= Air suction valve =

An air suction valve (SAV) is a subsystem used to reduce emissions in the exhaust gases of internal combustion engines.

==Working principle==
When an engine exhaust valve is open, the pressure in the exhaust manifold is higher than atmospheric pressure. The exhaust manifold is configured in such a way that positive and negative pulses are produced during the operation of the cycle by designing it as a diffuser.

The ASV has three openings: one is connected to the manifold vacuum, another is connected to the exhaust pipe and the third is open to the atmosphere. When a negative pulse is induced in the exhaust, air from the atmosphere enters the exhaust manifold through a one-way reed valve and serves to oxidize the carbon monoxide and hydrocarbons in the exhaust.

==Air cut valve system==
This system consists of a spring-loaded diaphragm, and a shaft which is attached to the bottom. A manifold vacuum is applied over the diaphragm where the shaft end is towards the opening of the atmosphere.

During deceleration, the engine vacuum rises and acts against the spring to push the shaft downwards, thereby blocking the opening through which atmospheric air is passed to the exhaust.

Though there is a negative pulse during deceleration, the manifold vacuum blocks and cuts off the air to the exhaust manifold.

Used on the Honda Falcon NX4, mainly responsible for backfire or popping during deceleration when an open exhaust is added to the bike and if extra accessories is on vacuum circuit (Scottoiler, etc.).

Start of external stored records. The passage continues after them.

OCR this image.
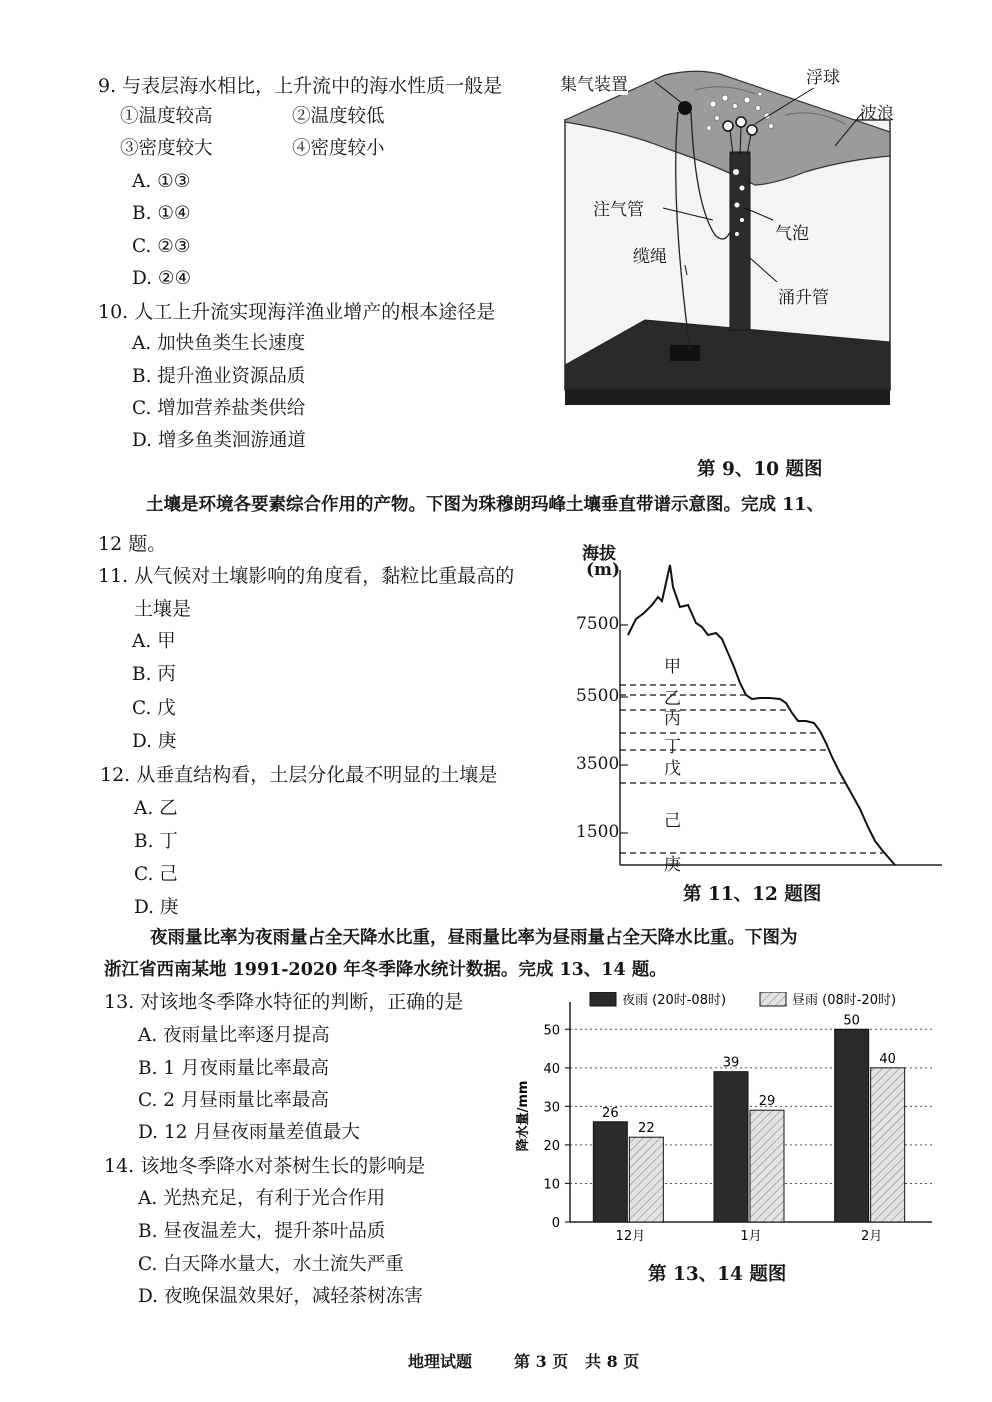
9. 与表层海水相比，上升流中的海水性质一般是
①温度较高	②温度较低
③密度较大	④密度较小
A. ①③
B. ①④
C. ②③
D. ②④
10. 人工上升流实现海洋渔业增产的根本途径是
A. 加快鱼类生长速度
B. 提升渔业资源品质
C. 增加营养盐类供给
D. 增多鱼类洄游通道
集气装置	浮球
波浪
注气管
气泡
缆绳
涌升管
第 9、10 题图
土壤是环境各要素综合作用的产物。下图为珠穆朗玛峰土壤垂直带谱示意图。完成 11、
12 题。
11. 从气候对土壤影响的角度看，黏粒比重最高的
土壤是
A. 甲
B. 丙
C. 戊
D. 庚
12. 从垂直结构看，土层分化最不明显的土壤是
A. 乙
B. 丁
C. 己
D. 庚
海拔
(m)
7500
5500
3500
1500
甲
乙
丙
丁
戊
己
庚
第 11、12 题图
夜雨量比率为夜雨量占全天降水比重，昼雨量比率为昼雨量占全天降水比重。下图为
浙江省西南某地 1991-2020 年冬季降水统计数据。完成 13、14 题。
13. 对该地冬季降水特征的判断，正确的是
A. 夜雨量比率逐月提高
B. 1 月夜雨量比率最高
C. 2 月昼雨量比率最高
D. 12 月昼夜雨量差值最大
14. 该地冬季降水对茶树生长的影响是
A. 光热充足，有利于光合作用
B. 昼夜温差大，提升茶叶品质
C. 白天降水量大，水土流失严重
D. 夜晚保温效果好，减轻茶树冻害
0
10
20
30
40
50
降水量/mm	26
22
12月
39
29
1月
50
40
2月
夜雨 (20时-08时)	昼雨 (08时-20时)
第 13、14 题图
地理试题	第 3 页 共 8 页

This system is mainly used in Indian two wheeler which are manufactured by Hero Honda. The advantage of this system is low cost.

==Pulsed Air Valve==
The Royal Enfield Bullet, from year 2006-current, uses an air suction valve to reduce emissions in its exhaust gases. Royal Enfield Motors calls their Air Suction Valve the PAV, or Pulsed Air Valve. Its function is the same, using a vacuum at the intake to trigger a valve that pulses atmospheric air into the exhaust. The original "iron barrel" style engine did this with a hose from the PAV going to the exhaust pipe, the newer (2003–2009) AVL aluminum engine pulses the gas directly into the exhaust port on the head of the engine itself.